Thursday, April 22, 2010

narratives and the practice of encountering others

Taylor (in An Altar in the World) titles her chapter on community "The Practice of Encountering Others." I found the chapter particularly insightful. She writes:

What we have most in common is not religion but humanity. I learned this from my religion, which also teaches me that encountering another human being is as close to God as I may ever get -- in the eye-to-eye thing, the person-to-person thing--which is where God's Beloved has promised to show up. Paradoxically, the point is not to see him. The point is to see the person standing right in front of me, who has no substitute, who can never be replaced, whose heart holds things for which there is no language, whose life is an unsolved mystery. The moment I turn that person into a character in my own story, the encounter is over. I have stopped being a human being and have become a fiction writer instead (p. 102)

How often do I turn other people, from my family and friends to those I may encounter in my daily life, into foils in my story? Every time I get mad because the person in front of me is driving too slow or I get frustrated because a family member doesn't see the dishes that need to be washed or the floor that needs to be vacuumed (as opposed to my asking for help) or every time I try to convince someone else that my thought on an issue is the only thought or the "right" thought, I become that fiction writer.

Taylor is not saying (and neither am I) that we should allow another person to turn us into a supporting character or a foil, to become a nominal character in someone else's made up story. We tend to call such behavior co-dependent or passive aggressive and actually de-values the humanity of both of you.

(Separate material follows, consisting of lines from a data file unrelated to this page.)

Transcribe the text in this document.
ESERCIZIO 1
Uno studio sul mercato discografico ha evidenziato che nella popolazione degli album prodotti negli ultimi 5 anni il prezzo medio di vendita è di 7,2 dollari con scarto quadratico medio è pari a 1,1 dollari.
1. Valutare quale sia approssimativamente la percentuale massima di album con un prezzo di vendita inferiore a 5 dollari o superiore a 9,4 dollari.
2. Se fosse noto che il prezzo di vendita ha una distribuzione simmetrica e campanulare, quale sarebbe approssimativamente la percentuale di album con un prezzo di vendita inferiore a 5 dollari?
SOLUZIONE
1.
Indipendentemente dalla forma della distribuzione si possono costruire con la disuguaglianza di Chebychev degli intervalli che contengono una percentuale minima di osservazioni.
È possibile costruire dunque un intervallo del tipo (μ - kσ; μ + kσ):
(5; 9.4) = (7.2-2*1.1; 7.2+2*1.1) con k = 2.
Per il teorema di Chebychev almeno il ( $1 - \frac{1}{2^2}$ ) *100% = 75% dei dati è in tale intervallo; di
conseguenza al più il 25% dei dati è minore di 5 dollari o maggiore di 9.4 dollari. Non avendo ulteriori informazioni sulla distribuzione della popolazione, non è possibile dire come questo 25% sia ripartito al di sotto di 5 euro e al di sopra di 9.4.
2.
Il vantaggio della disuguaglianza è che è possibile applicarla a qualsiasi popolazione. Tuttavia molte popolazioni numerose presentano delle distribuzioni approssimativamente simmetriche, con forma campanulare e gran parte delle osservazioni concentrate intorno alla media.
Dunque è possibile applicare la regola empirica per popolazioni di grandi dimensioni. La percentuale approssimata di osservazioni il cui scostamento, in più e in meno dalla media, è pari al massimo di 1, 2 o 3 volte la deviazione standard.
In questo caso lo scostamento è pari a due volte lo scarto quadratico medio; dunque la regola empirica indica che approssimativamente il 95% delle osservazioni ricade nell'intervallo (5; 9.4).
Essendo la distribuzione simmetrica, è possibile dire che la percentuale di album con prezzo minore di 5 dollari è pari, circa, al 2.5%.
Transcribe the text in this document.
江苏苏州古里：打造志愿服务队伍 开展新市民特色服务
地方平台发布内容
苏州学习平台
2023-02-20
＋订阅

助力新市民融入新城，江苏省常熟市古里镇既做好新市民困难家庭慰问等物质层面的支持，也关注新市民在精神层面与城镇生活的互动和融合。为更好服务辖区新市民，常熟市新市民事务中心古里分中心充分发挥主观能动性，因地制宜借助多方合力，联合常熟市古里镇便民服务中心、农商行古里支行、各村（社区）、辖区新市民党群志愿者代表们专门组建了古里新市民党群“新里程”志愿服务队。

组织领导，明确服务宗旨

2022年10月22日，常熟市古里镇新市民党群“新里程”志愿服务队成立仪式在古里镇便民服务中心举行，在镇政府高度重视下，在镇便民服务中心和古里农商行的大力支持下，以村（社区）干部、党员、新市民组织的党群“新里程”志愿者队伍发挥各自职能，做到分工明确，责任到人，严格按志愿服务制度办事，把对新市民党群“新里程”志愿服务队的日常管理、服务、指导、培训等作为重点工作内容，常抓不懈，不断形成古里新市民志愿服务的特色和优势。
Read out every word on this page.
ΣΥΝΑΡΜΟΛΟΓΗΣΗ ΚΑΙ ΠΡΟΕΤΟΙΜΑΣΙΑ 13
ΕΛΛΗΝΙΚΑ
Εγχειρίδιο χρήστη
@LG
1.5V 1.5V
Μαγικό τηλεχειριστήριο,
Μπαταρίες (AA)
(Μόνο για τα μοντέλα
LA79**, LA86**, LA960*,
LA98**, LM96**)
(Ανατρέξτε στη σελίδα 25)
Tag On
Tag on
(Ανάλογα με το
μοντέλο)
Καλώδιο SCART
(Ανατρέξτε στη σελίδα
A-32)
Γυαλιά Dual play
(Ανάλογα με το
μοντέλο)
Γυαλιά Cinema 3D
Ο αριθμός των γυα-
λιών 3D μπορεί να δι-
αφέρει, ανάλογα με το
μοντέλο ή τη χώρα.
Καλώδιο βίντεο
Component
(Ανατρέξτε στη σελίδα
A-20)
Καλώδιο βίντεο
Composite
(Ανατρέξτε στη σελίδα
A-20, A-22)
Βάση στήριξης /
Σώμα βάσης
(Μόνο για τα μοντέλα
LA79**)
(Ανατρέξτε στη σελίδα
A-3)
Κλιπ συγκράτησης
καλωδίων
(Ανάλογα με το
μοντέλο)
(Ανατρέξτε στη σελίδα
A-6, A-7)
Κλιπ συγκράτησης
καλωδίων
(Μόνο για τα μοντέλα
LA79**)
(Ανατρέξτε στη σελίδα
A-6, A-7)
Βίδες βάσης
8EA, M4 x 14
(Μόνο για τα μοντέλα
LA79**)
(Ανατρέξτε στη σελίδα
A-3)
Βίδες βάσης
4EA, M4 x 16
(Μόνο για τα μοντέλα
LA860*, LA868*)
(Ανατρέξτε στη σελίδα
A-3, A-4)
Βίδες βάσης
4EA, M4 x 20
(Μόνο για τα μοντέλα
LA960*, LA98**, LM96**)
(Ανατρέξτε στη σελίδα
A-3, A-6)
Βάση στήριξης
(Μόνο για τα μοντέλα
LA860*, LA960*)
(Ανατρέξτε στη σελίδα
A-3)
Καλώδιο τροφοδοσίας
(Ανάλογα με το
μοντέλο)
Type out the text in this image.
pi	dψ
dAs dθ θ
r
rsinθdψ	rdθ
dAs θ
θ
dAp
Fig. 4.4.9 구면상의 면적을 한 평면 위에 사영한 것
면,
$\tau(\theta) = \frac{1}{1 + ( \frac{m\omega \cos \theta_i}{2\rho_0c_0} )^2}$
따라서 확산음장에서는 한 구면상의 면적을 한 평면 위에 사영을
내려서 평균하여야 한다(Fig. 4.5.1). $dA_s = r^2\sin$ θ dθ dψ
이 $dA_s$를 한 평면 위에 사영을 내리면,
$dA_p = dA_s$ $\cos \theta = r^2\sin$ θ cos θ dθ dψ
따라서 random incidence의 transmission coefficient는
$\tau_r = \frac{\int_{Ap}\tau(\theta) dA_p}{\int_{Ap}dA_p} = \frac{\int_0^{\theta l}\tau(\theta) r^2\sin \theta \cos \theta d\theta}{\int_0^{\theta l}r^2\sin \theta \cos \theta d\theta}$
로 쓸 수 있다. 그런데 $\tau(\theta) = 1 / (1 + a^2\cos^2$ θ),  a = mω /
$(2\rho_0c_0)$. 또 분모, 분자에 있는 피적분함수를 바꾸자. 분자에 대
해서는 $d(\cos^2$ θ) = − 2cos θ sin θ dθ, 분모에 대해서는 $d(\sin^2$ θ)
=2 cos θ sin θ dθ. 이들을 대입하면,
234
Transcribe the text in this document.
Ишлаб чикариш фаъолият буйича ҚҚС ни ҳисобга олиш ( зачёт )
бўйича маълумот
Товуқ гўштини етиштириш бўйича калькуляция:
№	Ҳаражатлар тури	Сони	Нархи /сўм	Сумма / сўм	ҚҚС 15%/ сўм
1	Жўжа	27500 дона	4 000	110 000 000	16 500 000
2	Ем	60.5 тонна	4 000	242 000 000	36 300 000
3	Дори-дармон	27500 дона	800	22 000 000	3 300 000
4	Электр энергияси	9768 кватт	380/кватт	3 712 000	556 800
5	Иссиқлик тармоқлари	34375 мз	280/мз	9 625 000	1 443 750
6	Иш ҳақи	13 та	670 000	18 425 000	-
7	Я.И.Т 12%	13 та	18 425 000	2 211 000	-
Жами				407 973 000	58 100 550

Rather, Taylor connects the ancient commandment of loving your neighbor as yourself to this practice of encountering others. If we value others as protagonists in their own narratives, we are loving them as we love ourselves. The goal, Taylor says, is to "love the God you did not make up with all your heart, soul, strength, and mind, and the second is like unto it: to love the neighbor you also did not make up as if that person were your own strange and particular self."  In other words, a valuable and unique main character, just as you are, just as I am, just as we all are.